Admittedly, the Wolves have holes at several spots, so the first priority might be grabbing assets while worrying later about their allocation. Kahn, though some think he wants to make a bold stroke on draft night, publicly is preaching patience. But there isn't much left, outside among fans or even inside; add another five-year plan onto Al Jefferson's first five NBA seasons and he could be feeling like Kevin Garnett in search of a winner.

• Eric Maynor. The 6-foot-3 guard from Virginia Commonwealth could be the first college senior picked on a night when the NBA job market is as shaky for those kids as for the graduates with other specialties. Only five seniors were selected among the top 30 picks last June. Western Kentucky's Courtney Lee wound up as a valuable contributor on an NBA Finals club, growing up a lot in the postseason. Rider's Jason Thompson showed promise in Sacramento, and Georgetown's Roy Hibbert had modest success in Indiana, though former Hoosier D.J. White with Oklahoma City and New Mexico's J.R. Giddens with Boston had no impact.

• Tyler Hansbrough. Hansbrough's seat is even hotter than Maynor's because he is facing the ultimate college star/pro journeyman questions after his stellar stay with the Tar Heels. At least the verdict from the draft combine was working in his favor, with scouts satisfied that Hansbrough's size and strength are legit.

• Warriors GM Larry Riley. And naturally, coach Don Nelson, too, since the two are thought to always be on the same page. The issue: whether Monta Ellis is the Warriors' long-term answer at point guard. In a draft most distinguished by depth at that position, their alleged assurances to Ellis that he's their guy could mean passing up at No. 7 a better option (Ellis hardly made folks forget Baron Davis when he did log time there during an injury-shortened 2008-09 season). The team set up a radio interview to get the message out, but calming Ellis and spinning the situation a week before the draft is way different from committing now and kicking yourselves later.

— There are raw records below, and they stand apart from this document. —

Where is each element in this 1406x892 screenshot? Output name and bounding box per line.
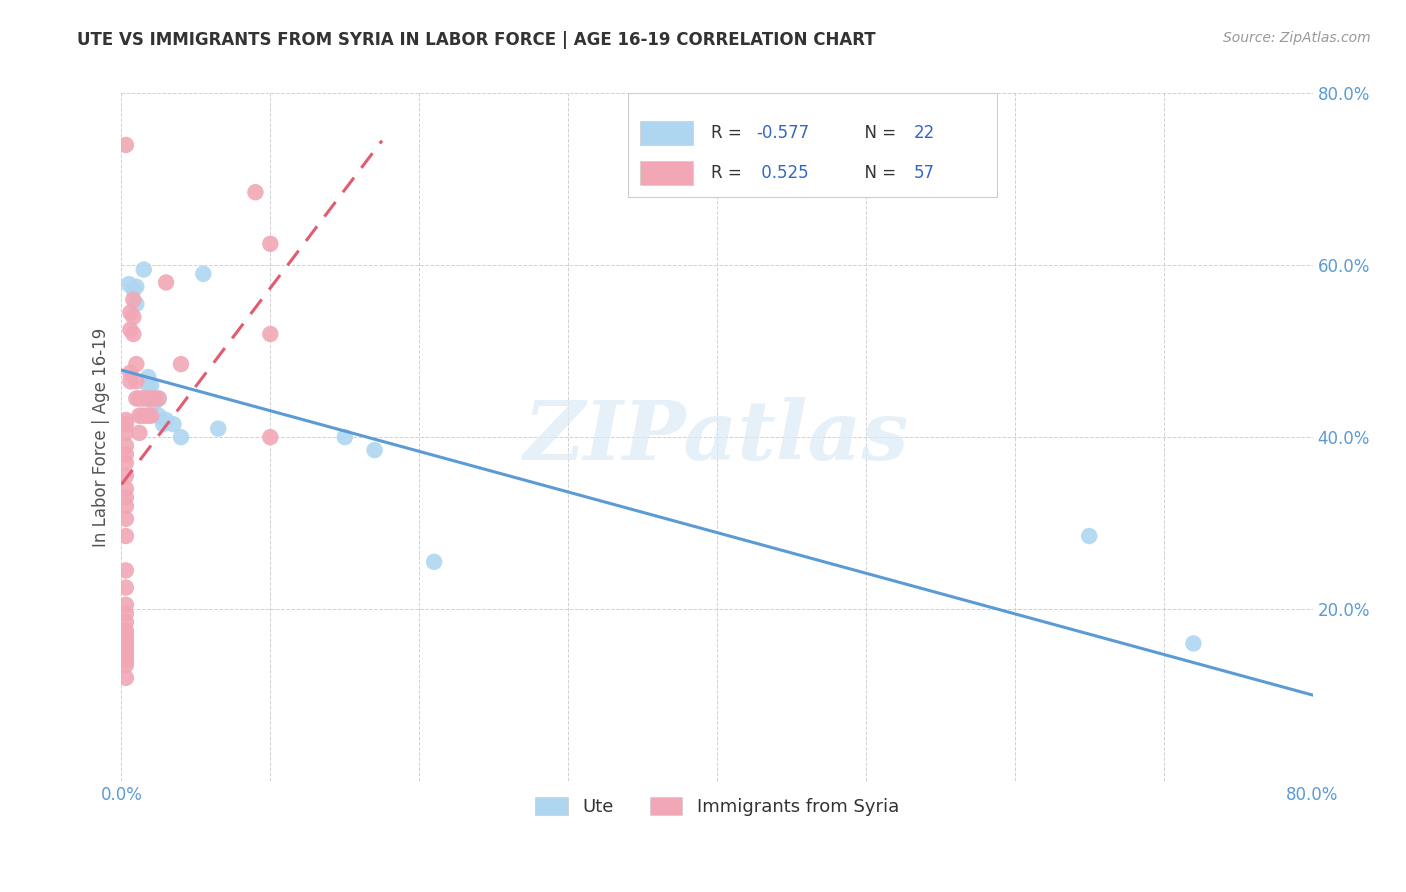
Point bbox=[115, 607, 138, 621]
Point bbox=[115, 447, 138, 461]
Point bbox=[134, 392, 156, 406]
Point bbox=[115, 624, 138, 638]
Text: Source: ZipAtlas.com: Source: ZipAtlas.com bbox=[1223, 31, 1371, 45]
Point bbox=[125, 297, 148, 311]
Point bbox=[132, 262, 155, 277]
Point bbox=[259, 236, 281, 251]
Point bbox=[136, 392, 159, 406]
Point bbox=[128, 409, 150, 423]
Point bbox=[125, 279, 148, 293]
Point bbox=[122, 282, 145, 296]
Text: 22: 22 bbox=[914, 124, 935, 142]
Point bbox=[1078, 529, 1101, 543]
Point bbox=[115, 425, 138, 440]
Y-axis label: In Labor Force | Age 16-19: In Labor Force | Age 16-19 bbox=[93, 327, 110, 547]
Point bbox=[162, 417, 184, 432]
Point bbox=[128, 392, 150, 406]
Point bbox=[122, 310, 145, 324]
Text: R =: R = bbox=[711, 124, 747, 142]
Point bbox=[259, 326, 281, 341]
Point bbox=[136, 378, 159, 392]
Point bbox=[170, 357, 193, 371]
Point bbox=[245, 185, 267, 199]
Point bbox=[115, 491, 138, 505]
Point bbox=[115, 482, 138, 496]
Point bbox=[120, 366, 142, 380]
Point bbox=[259, 430, 281, 444]
Point bbox=[115, 645, 138, 659]
Point bbox=[115, 417, 138, 432]
Point bbox=[125, 374, 148, 388]
Text: -0.577: -0.577 bbox=[756, 124, 810, 142]
Point bbox=[131, 409, 153, 423]
Point bbox=[333, 430, 356, 444]
Point bbox=[136, 370, 159, 384]
Point bbox=[423, 555, 446, 569]
Point bbox=[120, 323, 142, 337]
Bar bbox=[640, 161, 693, 185]
Point bbox=[115, 137, 138, 152]
Point bbox=[141, 378, 163, 392]
Point bbox=[363, 443, 385, 458]
Point bbox=[128, 425, 150, 440]
Point bbox=[125, 357, 148, 371]
Point bbox=[152, 417, 174, 432]
Point bbox=[115, 563, 138, 577]
Point bbox=[141, 392, 163, 406]
Point bbox=[115, 499, 138, 513]
Point bbox=[115, 439, 138, 453]
Text: N =: N = bbox=[853, 164, 901, 182]
Text: N =: N = bbox=[853, 124, 901, 142]
Point bbox=[115, 628, 138, 642]
Point bbox=[141, 409, 163, 423]
Point bbox=[115, 615, 138, 629]
Point bbox=[115, 654, 138, 668]
Point bbox=[115, 640, 138, 655]
Point bbox=[122, 326, 145, 341]
Point bbox=[207, 421, 229, 435]
Point bbox=[115, 598, 138, 612]
Point bbox=[122, 293, 145, 307]
Point bbox=[1182, 636, 1205, 650]
Point bbox=[148, 392, 170, 406]
Text: R =: R = bbox=[711, 164, 747, 182]
Point bbox=[115, 413, 138, 427]
Point bbox=[143, 396, 166, 410]
Point bbox=[136, 409, 159, 423]
Legend: Ute, Immigrants from Syria: Ute, Immigrants from Syria bbox=[529, 789, 905, 823]
Point bbox=[115, 529, 138, 543]
Point bbox=[148, 409, 170, 423]
Text: ZIPatlas: ZIPatlas bbox=[524, 397, 910, 477]
Text: 0.525: 0.525 bbox=[756, 164, 808, 182]
Point bbox=[118, 277, 141, 292]
Text: UTE VS IMMIGRANTS FROM SYRIA IN LABOR FORCE | AGE 16-19 CORRELATION CHART: UTE VS IMMIGRANTS FROM SYRIA IN LABOR FO… bbox=[77, 31, 876, 49]
Text: 57: 57 bbox=[914, 164, 935, 182]
Point bbox=[125, 392, 148, 406]
Point bbox=[115, 581, 138, 595]
Point bbox=[120, 374, 142, 388]
Point bbox=[115, 657, 138, 672]
Point bbox=[115, 671, 138, 685]
Point bbox=[115, 649, 138, 664]
Point bbox=[134, 409, 156, 423]
FancyBboxPatch shape bbox=[627, 94, 997, 196]
Point bbox=[155, 276, 177, 290]
Point bbox=[131, 392, 153, 406]
Point bbox=[115, 512, 138, 526]
Bar bbox=[640, 120, 693, 145]
Point bbox=[193, 267, 215, 281]
Point bbox=[148, 392, 170, 406]
Point bbox=[155, 413, 177, 427]
Point bbox=[120, 305, 142, 319]
Point bbox=[143, 392, 166, 406]
Point bbox=[170, 430, 193, 444]
Point bbox=[115, 456, 138, 470]
Point bbox=[115, 636, 138, 650]
Point bbox=[115, 468, 138, 483]
Point bbox=[115, 632, 138, 647]
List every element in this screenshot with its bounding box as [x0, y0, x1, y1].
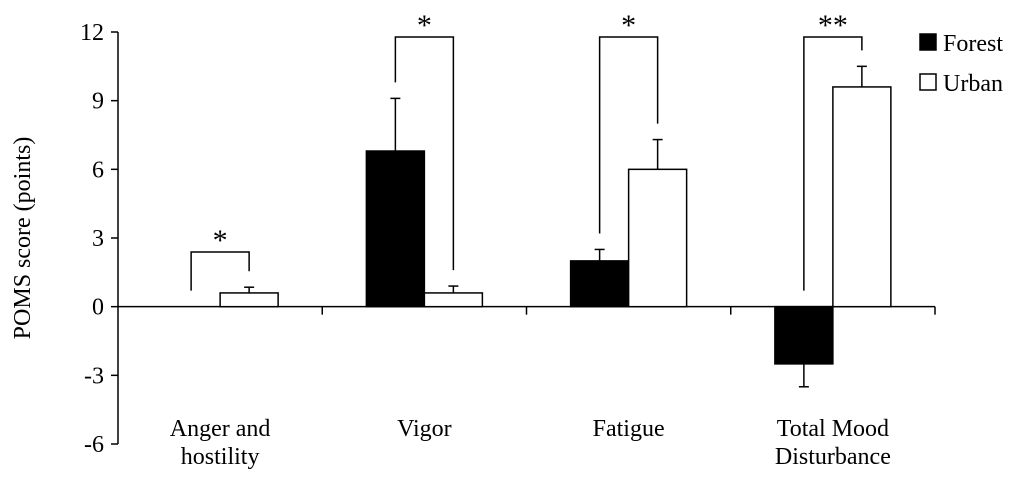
significance-bracket	[598, 36, 659, 234]
y-tick-label: 9	[92, 89, 104, 115]
bar-forest	[365, 150, 426, 308]
significance-bracket	[803, 36, 863, 291]
y-tick-label: 0	[92, 295, 104, 321]
category-label: Total Mood	[777, 416, 889, 442]
significance-bracket	[394, 36, 455, 271]
bar-urban	[423, 292, 484, 308]
y-tick-label: -6	[84, 432, 104, 458]
y-tick-label: -3	[84, 363, 104, 389]
significance-marker: *	[621, 9, 636, 42]
bar-forest	[774, 305, 834, 365]
significance-brackets: ** * **	[190, 9, 863, 291]
y-axis-label: POMS score (points)	[10, 137, 36, 340]
legend-label: Forest	[943, 31, 1003, 57]
legend-swatch-forest	[919, 33, 937, 51]
significance-marker: *	[213, 224, 228, 257]
y-tick-label: 6	[92, 157, 104, 183]
category-label: Anger and	[170, 416, 271, 442]
category-label: Vigor	[397, 416, 452, 442]
bars	[219, 65, 892, 388]
legend-label: Urban	[943, 71, 1003, 97]
significance-marker: *	[417, 9, 432, 42]
category-label: Disturbance	[775, 444, 891, 470]
significance-marker: **	[818, 9, 848, 42]
category-label: hostility	[181, 444, 260, 470]
bar-forest	[569, 260, 630, 308]
legend: Forest Urban	[919, 31, 1003, 97]
bar-urban	[219, 292, 279, 308]
legend-swatch-urban	[919, 73, 937, 91]
significance-bracket	[190, 251, 250, 291]
y-tick-label: 3	[92, 226, 104, 252]
bar-urban	[832, 86, 892, 308]
y-tick-label: 12	[80, 20, 104, 46]
category-label: Fatigue	[593, 416, 665, 442]
bar-urban	[627, 168, 688, 308]
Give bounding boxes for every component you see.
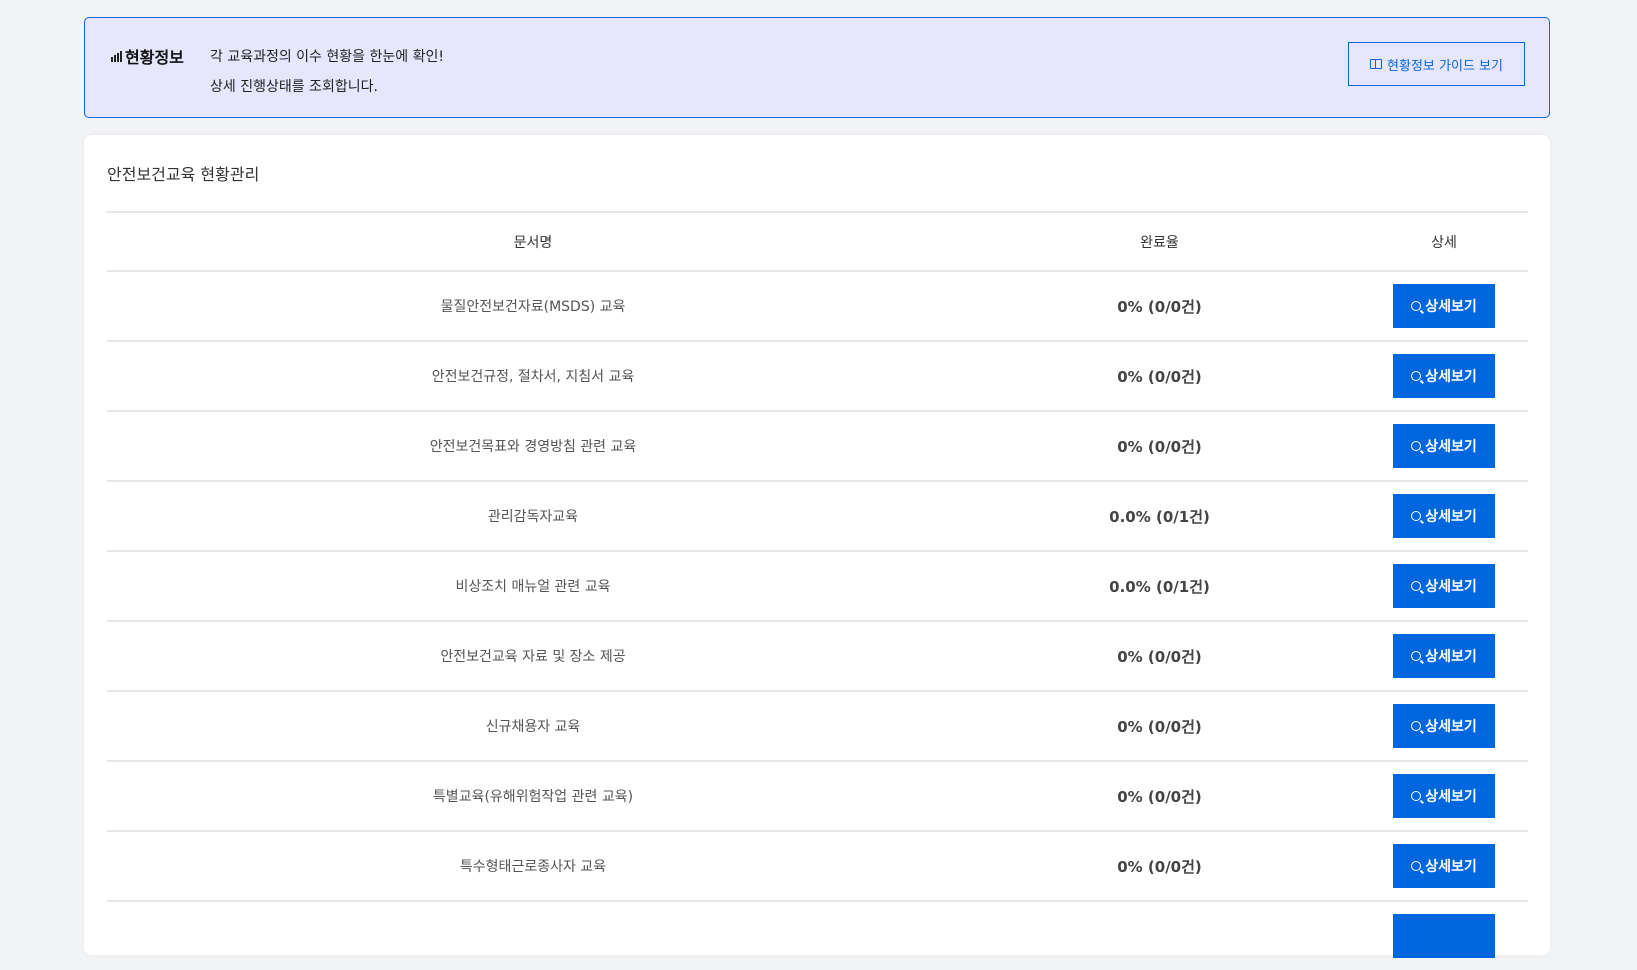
detail-button-label: 상세보기 (1425, 719, 1477, 735)
completion-rate: 0% (0/0건) (1117, 437, 1202, 456)
banner-label: 현황정보 (111, 44, 184, 68)
header-detail: 상세 (1431, 234, 1457, 251)
table-row-partial (107, 900, 1528, 970)
document-name: 특수형태근로종사자 교육 (459, 859, 607, 875)
document-name: 신규채용자 교육 (485, 719, 581, 735)
header-rate: 완료율 (1140, 234, 1179, 251)
search-icon (1411, 371, 1422, 381)
table-row: 물질안전보건자료(MSDS) 교육 0% (0/0건) 상세보기 (107, 270, 1528, 340)
completion-rate: 0% (0/0건) (1117, 647, 1202, 666)
table-row: 신규채용자 교육 0% (0/0건) 상세보기 (107, 690, 1528, 760)
completion-rate: 0% (0/0건) (1117, 367, 1202, 386)
search-icon (1411, 791, 1422, 801)
banner-description: 각 교육과정의 이수 현황을 한눈에 확인! 상세 진행상태를 조회합니다. (210, 42, 444, 102)
completion-rate: 0% (0/0건) (1117, 717, 1202, 736)
document-name: 안전보건규정, 절차서, 지침서 교육 (431, 369, 635, 385)
guide-button-label: 현황정보 가이드 보기 (1387, 58, 1503, 74)
book-icon (1370, 59, 1383, 69)
detail-button[interactable]: 상세보기 (1393, 634, 1495, 678)
table-row: 안전보건규정, 절차서, 지침서 교육 0% (0/0건) 상세보기 (107, 340, 1528, 410)
detail-button[interactable]: 상세보기 (1393, 354, 1495, 398)
detail-button-label: 상세보기 (1425, 509, 1477, 525)
detail-button[interactable] (1393, 914, 1495, 958)
document-name: 물질안전보건자료(MSDS) 교육 (440, 299, 626, 315)
table-row: 특수형태근로종사자 교육 0% (0/0건) 상세보기 (107, 830, 1528, 900)
detail-button[interactable]: 상세보기 (1393, 564, 1495, 608)
table-row: 관리감독자교육 0.0% (0/1건) 상세보기 (107, 480, 1528, 550)
table-row: 비상조치 매뉴얼 관련 교육 0.0% (0/1건) 상세보기 (107, 550, 1528, 620)
table-header: 문서명 완료율 상세 (107, 211, 1528, 270)
status-table: 문서명 완료율 상세 물질안전보건자료(MSDS) 교육 0% (0/0건) 상… (107, 211, 1528, 970)
bar-chart-icon (111, 50, 122, 62)
detail-button-label: 상세보기 (1425, 369, 1477, 385)
document-name: 관리감독자교육 (487, 509, 579, 525)
banner-line-2: 상세 진행상태를 조회합니다. (210, 79, 378, 95)
table-row: 안전보건교육 자료 및 장소 제공 0% (0/0건) 상세보기 (107, 620, 1528, 690)
info-banner: 현황정보 각 교육과정의 이수 현황을 한눈에 확인! 상세 진행상태를 조회합… (84, 17, 1550, 118)
detail-button[interactable]: 상세보기 (1393, 284, 1495, 328)
completion-rate: 0.0% (0/1건) (1109, 507, 1210, 526)
document-name: 비상조치 매뉴얼 관련 교육 (455, 579, 611, 595)
search-icon (1411, 441, 1422, 451)
completion-rate: 0% (0/0건) (1117, 857, 1202, 876)
detail-button-label: 상세보기 (1425, 299, 1477, 315)
document-name: 안전보건목표와 경영방침 관련 교육 (429, 439, 637, 455)
document-name: 특별교육(유해위험작업 관련 교육) (432, 789, 634, 805)
detail-button[interactable]: 상세보기 (1393, 424, 1495, 468)
detail-button[interactable]: 상세보기 (1393, 774, 1495, 818)
detail-button-label: 상세보기 (1425, 649, 1477, 665)
search-icon (1411, 511, 1422, 521)
table-row: 안전보건목표와 경영방침 관련 교육 0% (0/0건) 상세보기 (107, 410, 1528, 480)
completion-rate: 0% (0/0건) (1117, 297, 1202, 316)
detail-button[interactable]: 상세보기 (1393, 844, 1495, 888)
detail-button-label: 상세보기 (1425, 439, 1477, 455)
header-document: 문서명 (513, 234, 553, 251)
detail-button-label: 상세보기 (1425, 789, 1477, 805)
banner-line-1: 각 교육과정의 이수 현황을 한눈에 확인! (210, 49, 444, 65)
document-name: 안전보건교육 자료 및 장소 제공 (440, 649, 626, 665)
search-icon (1411, 721, 1422, 731)
section-title: 안전보건교육 현황관리 (107, 165, 260, 184)
completion-rate: 0% (0/0건) (1117, 787, 1202, 806)
completion-rate: 0.0% (0/1건) (1109, 577, 1210, 596)
search-icon (1411, 651, 1422, 661)
detail-button[interactable]: 상세보기 (1393, 704, 1495, 748)
detail-button-label: 상세보기 (1425, 579, 1477, 595)
guide-button[interactable]: 현황정보 가이드 보기 (1348, 42, 1525, 86)
status-card: 안전보건교육 현황관리 문서명 완료율 상세 물질안전보건자료(MSDS) 교육… (84, 135, 1550, 958)
banner-label-text: 현황정보 (125, 48, 184, 67)
detail-button-label: 상세보기 (1425, 859, 1477, 875)
detail-button[interactable]: 상세보기 (1393, 494, 1495, 538)
search-icon (1411, 301, 1422, 311)
search-icon (1411, 581, 1422, 591)
table-row: 특별교육(유해위험작업 관련 교육) 0% (0/0건) 상세보기 (107, 760, 1528, 830)
search-icon (1411, 861, 1422, 871)
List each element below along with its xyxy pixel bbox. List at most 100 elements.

• Brandon Jennings. It isn't Jennings' career that is on the hot seat, but it is his decision to spend last season with Italian club Lottomatica Roma, rather than feigning interest in freshman history, that will be at stake. If the point guard's one-year stint overseas, foregoing a one-and-done NCAA stay, gets him into the lottery, he might become a little trendsetter, with others taking that route. If he slips too far, while he's safe in terms of getting guaranteed first-round money, Jennings might make future young basketball athletes accept the "student" prefix for a year (or until the rule gets changed).

• Bulls coach Vinny Del Negro. The heat isn't on John Paxson, since he has sidestepped out of direct GM responsibility now. Del Negro, though, will be judged on the Bulls' ability to build from the first-round, seven-game thriller against Boston, which has raised expectations again at United Center. He needs a bona fide low-post threat, but the players you hear mentioned here -- Hansbrough, Pittsburgh's DeJuan Blair or Wake Forest's James Johnson -- won't come without questions.

• Rockets guard Tracy McGrady. If the Rockets are successful in moving high into the first round (they're currently pickless), McGrady will be the chip that facilitates it. Or he'll be profoundly affected by it. Either way, he could have different whereabouts come October. The oft-injured scorer has a tough contract to move, but his teammates' performance in his absence for microfracture surgery created the incentive to make that happen sooner rather than later. Of course, with McGrady, you don't need to worry about him fouling up the rotation or chemistry of the group we watched beat Portland and extend the Lakers to seven games; you just wait for the next injury to avert that problem.